Saturday, April 18, 2009

A good fortune in an empty Well-Shemini 2009

This is a Passover Story of Redemption and forgiveness but for it to be complete, I need your help. You have to hear me confess what happened in this story.

Not only am I the Rabbinic intern at Brooklyn Heights Synagogue, I am also, a daughter with a mother. And like daughters with mothers will sometimes do, I tease and make fun of mine.

For Passover, I went to Boston to spend some time with my family. It was a lovely trip and it was wonderful to see everyone including my grandmother who sends her regards, especially to you, Rabbi Lippe.
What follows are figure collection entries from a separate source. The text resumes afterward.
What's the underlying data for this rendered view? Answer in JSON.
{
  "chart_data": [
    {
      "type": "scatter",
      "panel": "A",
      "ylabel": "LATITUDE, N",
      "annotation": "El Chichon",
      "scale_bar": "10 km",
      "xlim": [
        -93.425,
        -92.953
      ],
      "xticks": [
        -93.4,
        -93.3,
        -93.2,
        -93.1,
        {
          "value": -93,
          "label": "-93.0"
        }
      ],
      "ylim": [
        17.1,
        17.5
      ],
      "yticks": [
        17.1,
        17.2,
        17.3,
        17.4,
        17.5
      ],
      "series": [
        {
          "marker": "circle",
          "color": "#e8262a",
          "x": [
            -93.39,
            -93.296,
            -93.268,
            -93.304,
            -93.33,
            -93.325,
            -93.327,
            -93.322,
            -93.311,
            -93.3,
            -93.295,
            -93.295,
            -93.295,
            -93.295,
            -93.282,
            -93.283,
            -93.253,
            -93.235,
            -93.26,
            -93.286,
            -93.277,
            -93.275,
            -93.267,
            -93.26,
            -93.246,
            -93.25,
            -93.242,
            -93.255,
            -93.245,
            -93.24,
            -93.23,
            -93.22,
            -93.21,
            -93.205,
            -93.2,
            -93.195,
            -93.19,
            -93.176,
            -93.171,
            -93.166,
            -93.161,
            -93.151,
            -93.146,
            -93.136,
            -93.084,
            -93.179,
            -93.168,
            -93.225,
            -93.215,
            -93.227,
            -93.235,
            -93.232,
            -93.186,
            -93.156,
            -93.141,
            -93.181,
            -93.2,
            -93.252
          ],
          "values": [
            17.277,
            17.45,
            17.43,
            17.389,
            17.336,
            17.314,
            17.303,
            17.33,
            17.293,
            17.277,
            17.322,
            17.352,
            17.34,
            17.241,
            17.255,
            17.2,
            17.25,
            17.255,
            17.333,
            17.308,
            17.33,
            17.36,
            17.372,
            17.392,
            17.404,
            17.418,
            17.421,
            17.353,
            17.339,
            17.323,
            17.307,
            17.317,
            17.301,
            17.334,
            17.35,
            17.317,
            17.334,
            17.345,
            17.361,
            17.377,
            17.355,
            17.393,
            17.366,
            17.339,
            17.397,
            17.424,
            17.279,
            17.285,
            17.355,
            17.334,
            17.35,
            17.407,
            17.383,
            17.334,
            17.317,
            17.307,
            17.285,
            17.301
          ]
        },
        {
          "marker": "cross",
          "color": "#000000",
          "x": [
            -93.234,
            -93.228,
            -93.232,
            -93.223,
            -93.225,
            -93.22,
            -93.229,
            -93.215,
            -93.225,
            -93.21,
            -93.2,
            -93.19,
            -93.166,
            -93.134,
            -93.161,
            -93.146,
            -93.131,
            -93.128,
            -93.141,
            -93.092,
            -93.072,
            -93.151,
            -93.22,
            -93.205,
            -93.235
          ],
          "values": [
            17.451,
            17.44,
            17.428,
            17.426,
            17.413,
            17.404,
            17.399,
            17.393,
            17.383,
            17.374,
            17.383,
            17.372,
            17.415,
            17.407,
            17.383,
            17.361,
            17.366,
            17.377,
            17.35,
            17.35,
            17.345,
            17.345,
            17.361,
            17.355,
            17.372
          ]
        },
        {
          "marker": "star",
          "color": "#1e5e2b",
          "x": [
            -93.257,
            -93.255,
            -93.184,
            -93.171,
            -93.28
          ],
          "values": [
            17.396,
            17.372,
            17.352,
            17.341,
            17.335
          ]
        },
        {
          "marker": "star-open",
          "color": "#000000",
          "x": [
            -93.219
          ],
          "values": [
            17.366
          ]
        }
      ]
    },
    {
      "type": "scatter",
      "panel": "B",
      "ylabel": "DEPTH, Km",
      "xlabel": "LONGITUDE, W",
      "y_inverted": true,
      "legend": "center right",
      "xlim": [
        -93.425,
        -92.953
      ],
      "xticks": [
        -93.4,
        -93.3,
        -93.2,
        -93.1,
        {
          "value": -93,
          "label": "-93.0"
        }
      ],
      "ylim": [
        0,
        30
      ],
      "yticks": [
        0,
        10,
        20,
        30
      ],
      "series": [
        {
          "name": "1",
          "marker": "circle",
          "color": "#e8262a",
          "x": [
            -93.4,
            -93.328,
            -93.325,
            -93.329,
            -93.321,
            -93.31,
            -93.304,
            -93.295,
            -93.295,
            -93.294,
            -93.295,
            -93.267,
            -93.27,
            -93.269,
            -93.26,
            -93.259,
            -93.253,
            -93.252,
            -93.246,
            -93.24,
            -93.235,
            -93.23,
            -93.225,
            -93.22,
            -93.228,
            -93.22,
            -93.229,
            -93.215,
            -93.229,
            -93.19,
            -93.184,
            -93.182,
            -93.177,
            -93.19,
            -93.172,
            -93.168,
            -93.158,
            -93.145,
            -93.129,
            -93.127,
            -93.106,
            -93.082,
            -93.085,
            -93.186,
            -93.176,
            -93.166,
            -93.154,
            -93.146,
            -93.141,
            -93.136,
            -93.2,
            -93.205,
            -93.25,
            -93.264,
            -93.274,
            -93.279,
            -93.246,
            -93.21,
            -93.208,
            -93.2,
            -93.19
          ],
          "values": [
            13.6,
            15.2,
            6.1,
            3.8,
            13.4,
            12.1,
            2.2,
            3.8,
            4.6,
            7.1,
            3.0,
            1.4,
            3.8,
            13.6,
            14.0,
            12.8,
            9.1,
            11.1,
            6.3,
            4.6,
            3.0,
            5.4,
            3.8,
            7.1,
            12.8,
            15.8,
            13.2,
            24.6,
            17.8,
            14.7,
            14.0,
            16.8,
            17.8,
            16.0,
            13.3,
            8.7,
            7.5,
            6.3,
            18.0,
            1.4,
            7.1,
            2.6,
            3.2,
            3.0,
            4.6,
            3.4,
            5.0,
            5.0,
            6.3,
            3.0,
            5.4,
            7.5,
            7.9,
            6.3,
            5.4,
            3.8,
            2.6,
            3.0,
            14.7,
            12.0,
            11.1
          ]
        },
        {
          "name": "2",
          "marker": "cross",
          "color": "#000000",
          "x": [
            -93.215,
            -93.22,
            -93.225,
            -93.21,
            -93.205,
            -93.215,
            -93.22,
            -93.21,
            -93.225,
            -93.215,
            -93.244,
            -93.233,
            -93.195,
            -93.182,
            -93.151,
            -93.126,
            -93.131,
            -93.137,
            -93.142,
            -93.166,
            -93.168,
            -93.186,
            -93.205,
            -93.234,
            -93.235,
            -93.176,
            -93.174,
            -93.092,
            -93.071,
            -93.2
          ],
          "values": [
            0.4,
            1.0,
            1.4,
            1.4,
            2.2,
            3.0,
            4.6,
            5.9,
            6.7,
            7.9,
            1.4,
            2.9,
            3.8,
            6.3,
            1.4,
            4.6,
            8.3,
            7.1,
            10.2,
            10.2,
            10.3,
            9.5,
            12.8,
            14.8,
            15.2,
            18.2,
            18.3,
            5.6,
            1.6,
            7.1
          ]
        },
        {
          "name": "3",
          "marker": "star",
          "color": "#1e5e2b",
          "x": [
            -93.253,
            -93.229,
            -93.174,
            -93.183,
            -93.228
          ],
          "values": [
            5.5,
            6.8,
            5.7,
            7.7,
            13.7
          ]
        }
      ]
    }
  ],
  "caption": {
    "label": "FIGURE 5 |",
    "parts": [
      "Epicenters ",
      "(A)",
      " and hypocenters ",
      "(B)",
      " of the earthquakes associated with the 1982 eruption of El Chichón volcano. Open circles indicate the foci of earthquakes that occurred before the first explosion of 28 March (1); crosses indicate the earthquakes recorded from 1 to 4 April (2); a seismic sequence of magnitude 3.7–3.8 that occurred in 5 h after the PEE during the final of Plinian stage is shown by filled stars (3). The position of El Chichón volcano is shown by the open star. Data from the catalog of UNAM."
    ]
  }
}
During one of the non-seder dinner nights, my parents,grandmother and I ordered in Chinese food. Not to worry-no rice or noodles could be found anywhere. We did, however, forget to tell the Asian Sun Chinese Restaurant in Cambridge not to send the fortune cookies. So, in true Reform Jewish style, we debate the permissibility of having the cookies on the table and in the end decided to not eat them, but merely open them for our fortunes.
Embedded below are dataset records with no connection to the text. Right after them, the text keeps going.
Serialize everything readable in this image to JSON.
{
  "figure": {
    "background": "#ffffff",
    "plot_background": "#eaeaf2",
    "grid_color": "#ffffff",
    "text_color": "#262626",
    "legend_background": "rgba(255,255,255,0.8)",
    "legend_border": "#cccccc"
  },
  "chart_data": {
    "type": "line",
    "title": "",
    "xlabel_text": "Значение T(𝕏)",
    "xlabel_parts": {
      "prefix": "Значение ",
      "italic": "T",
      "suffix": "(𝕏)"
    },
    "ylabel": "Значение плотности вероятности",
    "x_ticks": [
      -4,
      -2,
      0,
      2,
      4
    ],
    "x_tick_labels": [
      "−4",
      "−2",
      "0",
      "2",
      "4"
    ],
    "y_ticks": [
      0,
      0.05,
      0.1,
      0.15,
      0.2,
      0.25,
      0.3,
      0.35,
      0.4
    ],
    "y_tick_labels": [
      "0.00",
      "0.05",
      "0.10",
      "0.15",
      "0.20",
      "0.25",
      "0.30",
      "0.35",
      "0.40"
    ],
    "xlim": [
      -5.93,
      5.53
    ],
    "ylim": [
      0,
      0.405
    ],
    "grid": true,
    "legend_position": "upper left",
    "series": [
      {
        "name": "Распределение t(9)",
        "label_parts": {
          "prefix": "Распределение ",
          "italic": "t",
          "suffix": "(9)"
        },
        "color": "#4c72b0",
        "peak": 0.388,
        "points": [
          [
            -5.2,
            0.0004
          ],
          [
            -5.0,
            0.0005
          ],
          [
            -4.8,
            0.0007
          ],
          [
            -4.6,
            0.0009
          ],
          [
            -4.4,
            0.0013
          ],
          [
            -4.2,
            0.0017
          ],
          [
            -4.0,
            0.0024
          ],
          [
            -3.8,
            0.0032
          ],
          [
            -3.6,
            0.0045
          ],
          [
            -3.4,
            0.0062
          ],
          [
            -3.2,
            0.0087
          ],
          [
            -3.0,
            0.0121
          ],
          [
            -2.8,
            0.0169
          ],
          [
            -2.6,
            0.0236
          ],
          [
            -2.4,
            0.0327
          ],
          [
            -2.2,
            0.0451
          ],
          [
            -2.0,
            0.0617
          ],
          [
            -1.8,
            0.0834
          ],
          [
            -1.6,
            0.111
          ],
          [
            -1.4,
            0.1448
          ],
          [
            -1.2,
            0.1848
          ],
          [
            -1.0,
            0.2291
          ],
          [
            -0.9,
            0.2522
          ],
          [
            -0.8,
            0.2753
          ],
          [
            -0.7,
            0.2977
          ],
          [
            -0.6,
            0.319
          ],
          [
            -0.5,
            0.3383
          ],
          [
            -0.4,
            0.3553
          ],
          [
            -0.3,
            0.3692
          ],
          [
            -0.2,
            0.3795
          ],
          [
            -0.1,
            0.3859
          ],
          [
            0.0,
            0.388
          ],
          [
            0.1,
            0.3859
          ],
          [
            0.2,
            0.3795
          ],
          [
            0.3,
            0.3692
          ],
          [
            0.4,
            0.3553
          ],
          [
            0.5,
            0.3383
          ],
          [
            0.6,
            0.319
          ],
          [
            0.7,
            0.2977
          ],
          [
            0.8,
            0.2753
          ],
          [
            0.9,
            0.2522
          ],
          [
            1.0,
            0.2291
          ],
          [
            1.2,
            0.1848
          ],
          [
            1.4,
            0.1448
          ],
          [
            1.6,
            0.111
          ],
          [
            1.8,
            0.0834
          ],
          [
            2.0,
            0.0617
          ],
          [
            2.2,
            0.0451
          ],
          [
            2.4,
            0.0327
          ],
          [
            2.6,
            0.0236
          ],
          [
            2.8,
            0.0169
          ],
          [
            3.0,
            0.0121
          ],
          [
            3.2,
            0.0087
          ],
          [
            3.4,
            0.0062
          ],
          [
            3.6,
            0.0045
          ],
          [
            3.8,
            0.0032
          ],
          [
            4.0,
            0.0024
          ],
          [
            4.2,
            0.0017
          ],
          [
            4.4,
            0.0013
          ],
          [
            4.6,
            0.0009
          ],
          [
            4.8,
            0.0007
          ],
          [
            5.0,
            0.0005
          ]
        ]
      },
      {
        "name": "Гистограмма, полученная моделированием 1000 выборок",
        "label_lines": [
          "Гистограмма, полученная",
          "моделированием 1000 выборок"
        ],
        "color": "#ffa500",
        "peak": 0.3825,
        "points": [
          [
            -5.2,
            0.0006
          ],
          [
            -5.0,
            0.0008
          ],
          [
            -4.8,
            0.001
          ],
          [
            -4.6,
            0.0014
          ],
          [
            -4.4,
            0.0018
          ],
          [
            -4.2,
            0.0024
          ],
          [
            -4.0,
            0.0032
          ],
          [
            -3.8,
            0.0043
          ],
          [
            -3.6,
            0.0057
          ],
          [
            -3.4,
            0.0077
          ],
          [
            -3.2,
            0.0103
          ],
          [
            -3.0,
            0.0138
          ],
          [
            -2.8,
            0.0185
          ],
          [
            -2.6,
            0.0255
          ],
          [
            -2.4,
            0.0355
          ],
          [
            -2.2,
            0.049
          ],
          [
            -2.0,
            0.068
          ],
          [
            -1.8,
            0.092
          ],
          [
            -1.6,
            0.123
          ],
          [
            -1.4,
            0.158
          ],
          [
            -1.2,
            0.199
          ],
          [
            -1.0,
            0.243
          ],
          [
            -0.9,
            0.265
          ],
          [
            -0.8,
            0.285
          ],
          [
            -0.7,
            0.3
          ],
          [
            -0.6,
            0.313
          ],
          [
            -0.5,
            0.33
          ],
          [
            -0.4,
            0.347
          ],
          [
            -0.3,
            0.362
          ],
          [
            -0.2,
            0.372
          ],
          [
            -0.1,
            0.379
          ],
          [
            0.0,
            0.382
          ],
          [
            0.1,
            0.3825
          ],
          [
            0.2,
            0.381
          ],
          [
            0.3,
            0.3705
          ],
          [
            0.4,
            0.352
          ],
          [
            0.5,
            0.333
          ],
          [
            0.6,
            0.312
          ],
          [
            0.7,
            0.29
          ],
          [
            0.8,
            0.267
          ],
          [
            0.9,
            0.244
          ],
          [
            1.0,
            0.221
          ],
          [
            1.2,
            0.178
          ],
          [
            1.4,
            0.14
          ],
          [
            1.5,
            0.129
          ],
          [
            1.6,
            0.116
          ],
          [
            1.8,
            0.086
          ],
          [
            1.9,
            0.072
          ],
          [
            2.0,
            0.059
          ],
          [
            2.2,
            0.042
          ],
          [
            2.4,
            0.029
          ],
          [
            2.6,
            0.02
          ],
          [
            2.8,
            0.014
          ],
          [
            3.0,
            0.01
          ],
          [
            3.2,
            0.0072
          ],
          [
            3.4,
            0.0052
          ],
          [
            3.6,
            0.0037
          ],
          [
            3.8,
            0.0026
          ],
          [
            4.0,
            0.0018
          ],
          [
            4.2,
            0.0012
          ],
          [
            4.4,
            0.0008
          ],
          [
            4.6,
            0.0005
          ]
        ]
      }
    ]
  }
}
When the meal was over and fortune-reading time came, my mother sprang up from the table and said, oh good,I'll get the fortune book. "The fortune book? What ridiculous thing is this, Mom?" She returned with a small, red, 5x7 album with pages and pages of little plastic slots for fortune cookie fortunes. She explained, my parents had gotten it when they had this really good fortune and they wanted to keep it.

"Where is that one I asked?" (Being the simple child) and my mother said, "well...we lost that one." My reply,
"And what was so great about that fortune that you needed to keep it?" (being the wicked child)
"Oh," my mother replied, "it said 87% of all statistics are made up on the spot."
Ironic. Funny. Cute.

I asked about all the other fortunes and where they had come from. I assumed they too all had stories of their own.
"I don't remember" she said "...I did not write it down..."
And being the child who did not even know what to say...I held my tongue.
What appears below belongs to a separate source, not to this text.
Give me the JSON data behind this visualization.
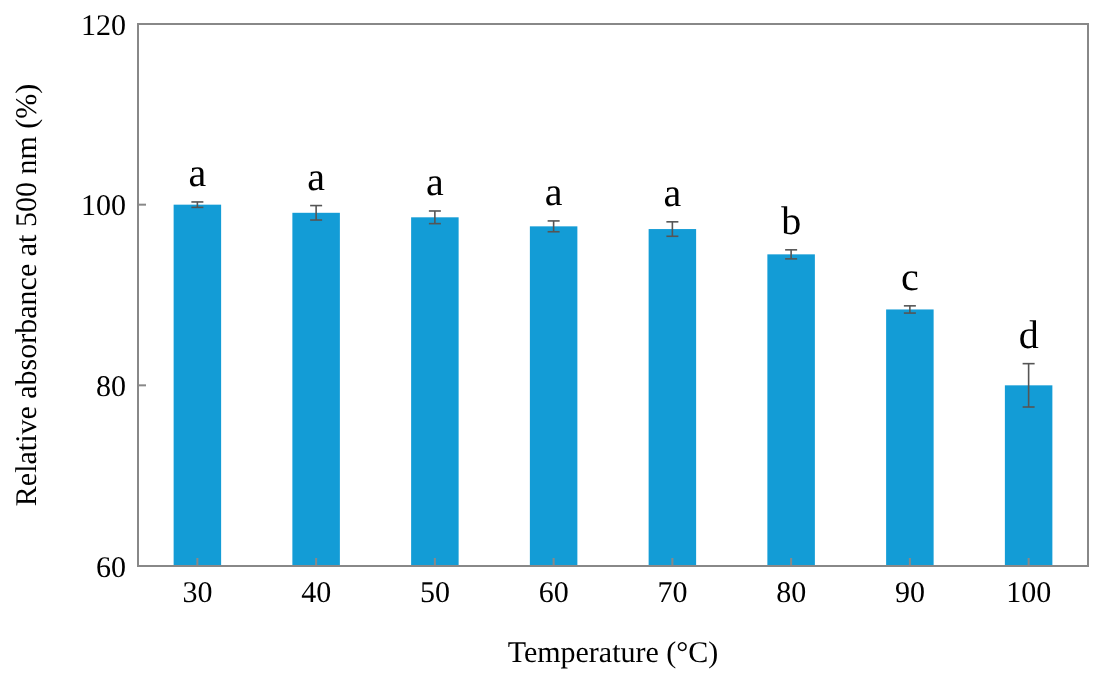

"Well, let's all read these new ones and put them in the book."
I rolled my eyes at my mother, thinking the whole fortune-reading enterprise was foolish, anyway. They are just these silly phrases someone pulled off the internet and wrote on to little slips of paper. It's not like Torah or anything...or so I thought...

We all took turns reading our fortunes out loud. When it was my father's turn, he reads the following, "Learn Chinese: Ginger LiAhng"

More eye rolling.
He continued.
"The sky seems small if it is looked at from the bottom of the well...I don't get it" my father said.
I thought a moment and said, "well, I have an idea." "Begin your discourse" was my father's reply.

Now a brief time out from this story to tell another which my father and I had encountered earlier that day. Not only am I the Rabbinic intern at Brooklyn Heights and a daughter with a mother, I am also a rabbinic student with homework. And like rabbinic students with homework sometimes do, I worked on mine while on vacation. I had some sermons to read and so I read them with my dad.

One sermon included the following story from Pirkei Avot- Rabban Yochanan was dining with his studentson a festive day (perhaps it was passover) when he turned to one of his longest learning pupils, Rabbi Eliezer Ben Hyrcanus and said, "begin your discourse" but Rabbi Eliezer begged off saying, I cannot begin for I am like a well which cannot givemore water than has been poured in to it. So too I cannot offer words of Torah which you have not yet given me."My dad and I thought this was a bit of a jab by the student to the teacher especially at Passover...not unlike adaughter teasing her mother at the dinner table...but we read on. Rabbi Yochanan, the teacher said, "you are not a dry well, but a spring which gushes freely of water from within itself. Believe me, you are like such a spring. Now, begin your discourse." After more discussion, Rabbi Eliezer the student is convinced, opens his mouth and brilliant, new words of Torah poured out. (Pirkei D'rabbi Eliezer 1, Avot DeRabbi Natan 6, Gen. R. 42:1, Tanhumma B, Lech lcha)

Back to the fortune cookie.
"I don't get it. " My father said.
I thought a moment and said, "well, I have an idea." "Begin your discourse" was my father's reply.

"It's like the student in the story. He thinks he is a dry well and from where he stands, the sky is small, and far away, just like all the possibilities of what he might be able to do. But when his well is fed by a gushing stream, he floats up toward the top, and the sky appears bigger and bigger as all that is possible comes in to view."

My father thought for a minute and said, "Very Cool! I like that...let's put it in the book."

I smiled, sheepishly and said, "actually, can I have the fortune? I want to write a sermon about it..."

My mother, being the wise child, smiled, kissed me, and handed me the fortune.

At this season of renewal and spring time and passover,my we all be nourished and enriched by the springs which keep our wells full, floating us ever closer to the bright blue sky we finally saw today, keeping all the hope and possibilities in view of the bright futures which lay ahead.